We took in the executive gala celebration of the opening of "Thing" at the Hammer (corner of Westwood & Wilshire Blvds) and found the sculpture on the second floor well worth the wine, cheese sticks, sandwiches and flavorburst canapes on the first floor. They were both standard fare, with a couple of real standouts. Ok ok the art surpassed the munchies but both are requirements of an interesting life.

The first floor lobby has been repainted with a vast iceberg scene and the first floor gallery filled with a subjectively interpreted solar collector based on Lem's Solaris. Or, rather, inspired by Solaris.

Attempts to try describing art and what it all means are usually pretty silly unless you go whole hog into it at length, which is often pretty silly too.

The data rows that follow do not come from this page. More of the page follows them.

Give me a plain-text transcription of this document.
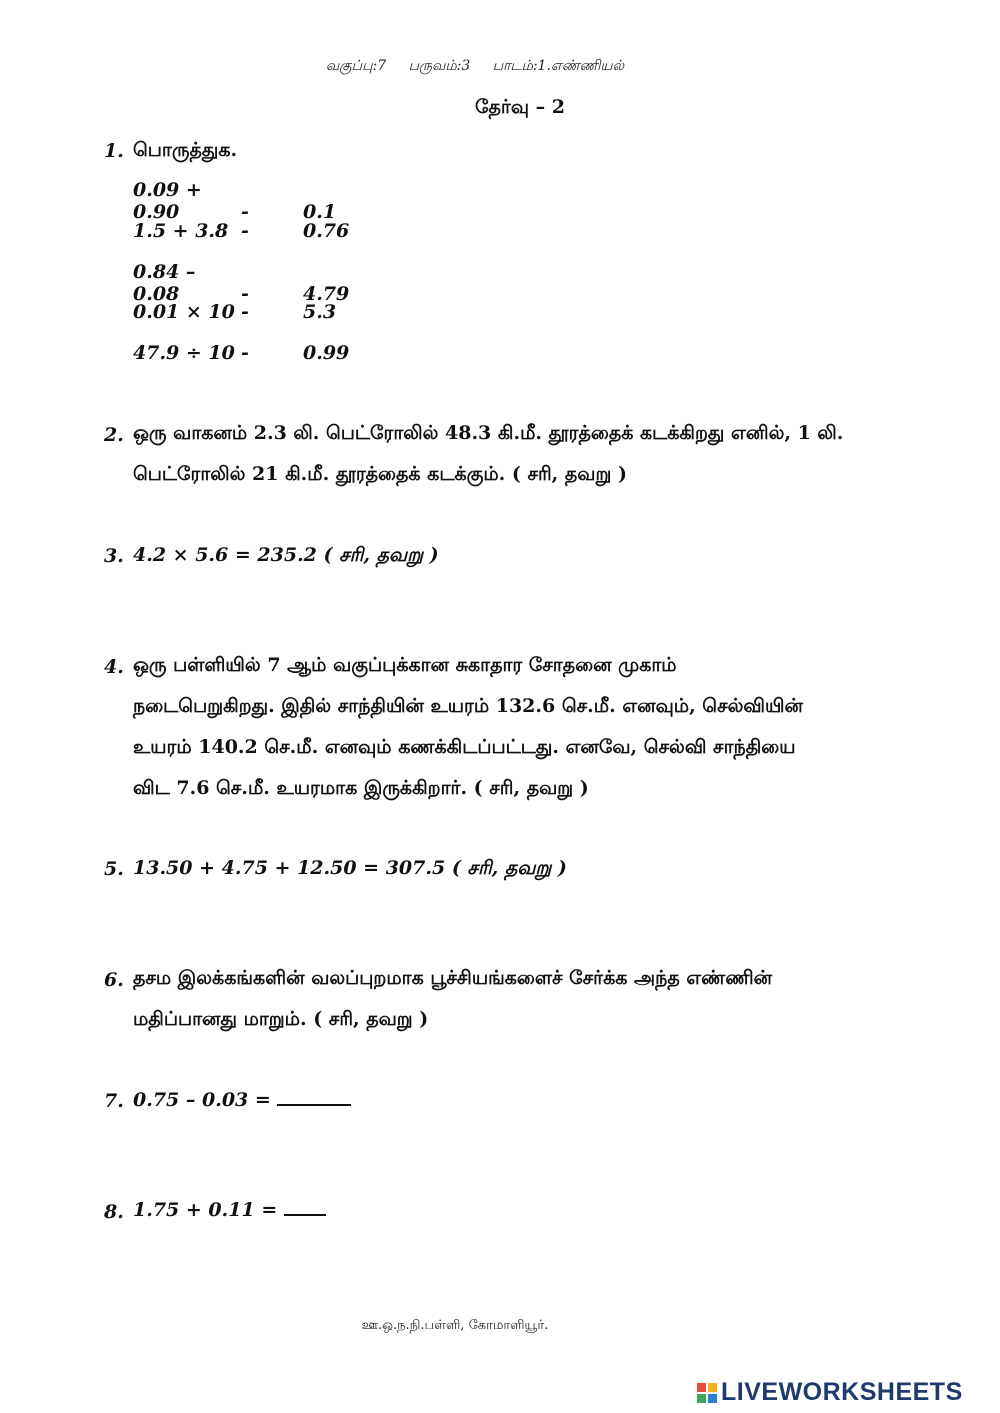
வகுப்பு:7 பருவம்:3 பாடம்:1.எண்ணியல்
தேர்வு – 2
1. பொருத்துக.
0.09 + 0.90	-	0.1
1.5 + 3.8 -	0.76
0.84 – 0.08	-	4.79
0.01 × 10 -	5.3
47.9 ÷ 10 -	0.99
2. ஒரு வாகனம் 2.3 லி. பெட்ரோலில் 48.3 கி.மீ. தூரத்தைக் கடக்கிறது எனில், 1 லி.
பெட்ரோலில் 21 கி.மீ. தூரத்தைக் கடக்கும். ( சரி, தவறு )
3. 4.2 × 5.6 = 235.2 ( சரி, தவறு )
4. ஒரு பள்ளியில் 7 ஆம் வகுப்புக்கான சுகாதார சோதனை முகாம்
நடைபெறுகிறது. இதில் சாந்தியின் உயரம் 132.6 செ.மீ. எனவும், செல்வியின்
உயரம் 140.2 செ.மீ. எனவும் கணக்கிடப்பட்டது. எனவே, செல்வி சாந்தியை
விட 7.6 செ.மீ. உயரமாக இருக்கிறார். ( சரி, தவறு )
5. 13.50 + 4.75 + 12.50 = 307.5 ( சரி, தவறு )
6. தசம இலக்கங்களின் வலப்புறமாக பூச்சியங்களைச் சேர்க்க அந்த எண்ணின்
மதிப்பானது மாறும். ( சரி, தவறு )
7. 0.75 – 0.03 =
8. 1.75 + 0.11 =
ஊ.ஒ.ந.நி.பள்ளி, கோமாளியூர்.
LIVEWORKSHEETS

Let's just say there was one piece so huge, so surprising, and yet so diminutive (and so orange) that it alone will be worth the trouble you take to find free street parking north of the Mormon temple and walk the five blocks to the Hammer. Which is exactly what we did not do, but it wouldn't have taken any longer than spiralling downward on a concrete ramp into the bowels of the earth and then riding a tiny elevator nearly to the very surface of Trantor, where we emerged into a higher level of the parking lot, then finally issued forth onto a carpet along with all the black-clad, earringed, coiffed, and besuited individuals, enjoyed wine, art, and song, and finally beat our way out and back up to the planet surface against the oncoming art-hungering crowd, to a cloverleaf shuffle of freeway entrances and exits, bopping our way bulletlike to a distant concert only to be greeted with a cryptic sign on the small chapel, "latecomers may be seated through door 34," a door which at that time and on this plane, patently did not exist. Maybe we ought to initiate a close-read study of the book of Revelations.